2. İlk Derece Mahkemesinin yukarıda tarih ve sayısı belirtilen kararıyla; dava konusu taşınmazın önünden geçmekte olan yolun gerek davacıya ait dükkan gerekse diğer sıralı vaziyette bulunan dükkanlar ile giriş ve çıkışı olacak ve ön taraflarından araç park edecek şekilde mevcut olduğu, taraflarca delil mahiyetinde dosyaya sunulan evraklar incelendiğinde; satış sırasında davacıya gösterilen fotograflar ile dava açıldıktan sonra yapılan keşif sırasında yapılan tespitte gerek dükkanların konumu gerekse Kuzey Marmara yolu ile kesişen ve davacıya ait dükkan ve diğer dükkanların önünden geçen yolun projeye uygun olduğu, davacıya ait dükkanın bulunduğu taraftaki yol ile dükkan bağlantısının rahat ve dükkanın kullanımına müsait olduğu, bu anlamda davalıların kötü niyetli olmadıkları, davacı tarafın da 4721 sayılı Türk Medeni Kanunu'nun 2. maddesi uyarınca haklarını kullanırken kendisinden beklenen özen ve dikkati göstermesi gerektiği, sözleşmenin (14.6.) maddesinde satıcı tarafından afiş, broşür, el ilanı ve bunun gibi kullanılan ifadelerin tanıtım ve bilgi mahiyetinde olup, taahhüt niteliğinde olmadığının belirtildiği, taşınmazın yazılı teslim tutanağı ile eksiksiz bir şekilde 03.11.2016 tarihinde davacıya teslim edildiği, taşınmazın cadde kenarında olup keşif gününde belirlendiği üzere caddeden rahatlıkla giriş yapılabildiği, taşınmazın satıcının taahhütlerine uygun ve kullanılabilir durumda olduğu, davalıların sözleşme kapsamında yükümlülüklerini yerine getirdiği, dükkanın önündeki cadde ile herhangi bir kot farkının olmadığı, davalılardan Emlak GYO A.Ş'nin Düzenleme Şeklinde Satış Vaadi Sözleşmesinin tarafı olmadığı gibi yüklenici de olmadığı gerekçesiyle; davanın Emlak Konut GYO A.Ş yönünden pasif husumet yokluğundan, diğer davalılar yönünden esastan reddine karar verilmiş, karara karşı süresi içinde davacı vekili tarafından istinaf başvurusunda bulunmuştur.

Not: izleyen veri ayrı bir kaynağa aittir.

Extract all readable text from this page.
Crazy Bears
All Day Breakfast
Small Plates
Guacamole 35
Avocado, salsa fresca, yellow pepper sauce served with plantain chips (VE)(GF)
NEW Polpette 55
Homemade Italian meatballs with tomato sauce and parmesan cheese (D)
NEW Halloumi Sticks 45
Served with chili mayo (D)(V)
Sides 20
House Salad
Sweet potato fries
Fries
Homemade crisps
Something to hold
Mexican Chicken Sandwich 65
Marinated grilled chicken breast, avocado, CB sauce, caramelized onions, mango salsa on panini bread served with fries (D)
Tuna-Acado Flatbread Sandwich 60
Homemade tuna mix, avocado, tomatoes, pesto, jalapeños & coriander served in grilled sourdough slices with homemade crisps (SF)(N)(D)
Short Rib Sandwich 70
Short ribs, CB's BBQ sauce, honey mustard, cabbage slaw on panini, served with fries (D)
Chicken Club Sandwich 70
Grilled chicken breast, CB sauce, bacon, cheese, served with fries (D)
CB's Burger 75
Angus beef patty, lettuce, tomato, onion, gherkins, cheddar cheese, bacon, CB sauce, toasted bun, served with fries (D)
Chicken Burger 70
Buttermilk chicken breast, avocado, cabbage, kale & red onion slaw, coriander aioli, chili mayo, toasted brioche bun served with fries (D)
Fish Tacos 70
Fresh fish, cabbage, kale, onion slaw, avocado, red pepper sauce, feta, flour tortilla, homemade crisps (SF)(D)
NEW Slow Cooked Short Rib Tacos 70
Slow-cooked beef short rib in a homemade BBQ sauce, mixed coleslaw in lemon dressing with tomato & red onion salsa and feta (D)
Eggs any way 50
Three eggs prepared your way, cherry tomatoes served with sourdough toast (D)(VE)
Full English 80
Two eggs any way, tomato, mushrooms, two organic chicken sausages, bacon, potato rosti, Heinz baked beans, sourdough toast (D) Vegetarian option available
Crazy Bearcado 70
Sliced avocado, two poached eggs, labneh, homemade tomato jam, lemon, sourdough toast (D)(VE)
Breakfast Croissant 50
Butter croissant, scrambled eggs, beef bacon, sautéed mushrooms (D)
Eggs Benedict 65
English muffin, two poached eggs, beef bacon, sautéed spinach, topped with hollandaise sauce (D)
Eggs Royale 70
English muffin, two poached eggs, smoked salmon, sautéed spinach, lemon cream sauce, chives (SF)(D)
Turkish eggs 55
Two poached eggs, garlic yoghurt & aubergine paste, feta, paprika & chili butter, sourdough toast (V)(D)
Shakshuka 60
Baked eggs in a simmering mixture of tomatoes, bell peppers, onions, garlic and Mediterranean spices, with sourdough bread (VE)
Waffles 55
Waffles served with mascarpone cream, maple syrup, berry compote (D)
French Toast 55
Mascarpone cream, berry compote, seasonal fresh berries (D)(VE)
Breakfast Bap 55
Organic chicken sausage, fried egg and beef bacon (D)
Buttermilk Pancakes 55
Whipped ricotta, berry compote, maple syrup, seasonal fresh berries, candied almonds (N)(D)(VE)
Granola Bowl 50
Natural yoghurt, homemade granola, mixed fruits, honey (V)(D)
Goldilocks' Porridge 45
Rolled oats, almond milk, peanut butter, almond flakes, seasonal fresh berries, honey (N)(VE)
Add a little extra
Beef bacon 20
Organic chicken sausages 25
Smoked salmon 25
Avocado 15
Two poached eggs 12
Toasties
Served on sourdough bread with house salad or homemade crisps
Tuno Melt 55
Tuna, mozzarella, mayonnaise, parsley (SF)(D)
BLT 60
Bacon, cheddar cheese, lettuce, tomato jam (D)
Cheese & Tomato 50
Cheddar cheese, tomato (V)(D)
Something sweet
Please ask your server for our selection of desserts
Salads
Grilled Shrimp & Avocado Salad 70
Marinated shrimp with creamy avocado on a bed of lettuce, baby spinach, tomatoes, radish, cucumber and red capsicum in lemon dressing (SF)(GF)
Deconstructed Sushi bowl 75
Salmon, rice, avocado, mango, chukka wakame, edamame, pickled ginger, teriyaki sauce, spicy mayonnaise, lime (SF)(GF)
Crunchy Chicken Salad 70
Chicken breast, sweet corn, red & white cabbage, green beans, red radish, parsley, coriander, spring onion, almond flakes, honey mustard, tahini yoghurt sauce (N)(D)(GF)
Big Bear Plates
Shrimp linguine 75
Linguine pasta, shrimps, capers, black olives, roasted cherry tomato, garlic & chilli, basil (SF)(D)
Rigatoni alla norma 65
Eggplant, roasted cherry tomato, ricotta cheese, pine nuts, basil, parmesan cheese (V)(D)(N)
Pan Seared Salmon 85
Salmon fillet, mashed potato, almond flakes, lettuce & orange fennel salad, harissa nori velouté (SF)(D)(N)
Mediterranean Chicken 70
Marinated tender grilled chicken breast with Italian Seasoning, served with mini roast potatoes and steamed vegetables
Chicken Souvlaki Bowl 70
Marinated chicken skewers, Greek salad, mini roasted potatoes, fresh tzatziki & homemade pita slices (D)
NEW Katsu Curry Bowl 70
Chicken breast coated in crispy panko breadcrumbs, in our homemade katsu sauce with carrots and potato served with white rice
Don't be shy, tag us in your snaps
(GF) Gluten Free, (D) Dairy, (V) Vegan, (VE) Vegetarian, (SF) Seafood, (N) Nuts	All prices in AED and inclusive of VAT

3. Bölge Adliye Mahkemesinin yukarıda tarih ve sayısı belirtilen kararıyla; Mahkeme tarafından önceki kaldırma kararı kapsamında yeniden keşif yapılarak alınan ve hüküm kurmaya elverişli olduğu kanaat edilerek itibar edilen bilirkişi raporu kapsamında karar verildiği, ancak davalılardan Emlak Konut'un satıcı (arsa maliki) olarak sözleşmeyi imzalamış olması ve somut olayda davacının kendisine teslim edileceği dairenin sözleşme öncesindeki reklam ve tanıtım metaryallerinde taşınmazların davalı Emlak Konut GYO A.Ş güvencesi ile satışa çıkarıldığı dikkate alındığında, iş bu davalının da pasif husumet ehliyetinin var olduğu gerekçesiyle; davacı yanın Emlak Konut yönünden husumete ilişkin istinaf talebinin kabulü ile kararın kaldırılmasına, yeniden hüküm kurularak davanın tüm davalılar yönünden ayrı ayrı reddine karar verilmiş; karara karşı, süresi içinde davacı vekili temyiz isteminde bulunmuştur.
V. TEMYİZ
A. Temyiz Sebepleri
Davacı vekili; hükme esas alınan raporun hüküm kurmaya elverişli olmadığını, Mahkemece yerinde yapılan keşif esnasında yolun kataloglarda ve reklam broşürlerinde gösterildiği gibi olmadığı, battı çıktı şeklinde yapıldığı tespit edilmesine karşın yolun reklam ve kataloglarda gösterilen şekilde olduğuna karar verildiğini, davalıların sözleşme görüşmeleri esnasında dürüst davranma yükümlülüklerinin olduğu yok sayılarak müvekkiline kusur izafe edildiğini, müvekkilinin de üzerine düşen özenli davranma yükümlülüğünü yerine getirmeyerek kendi zararına neden olduğunun kabul edilmesi halinde dahi müterafik kusur esaslarına göre bir hüküm kurulması gerektiğini ileri sürerek; kararın bozulmasını istemiştir.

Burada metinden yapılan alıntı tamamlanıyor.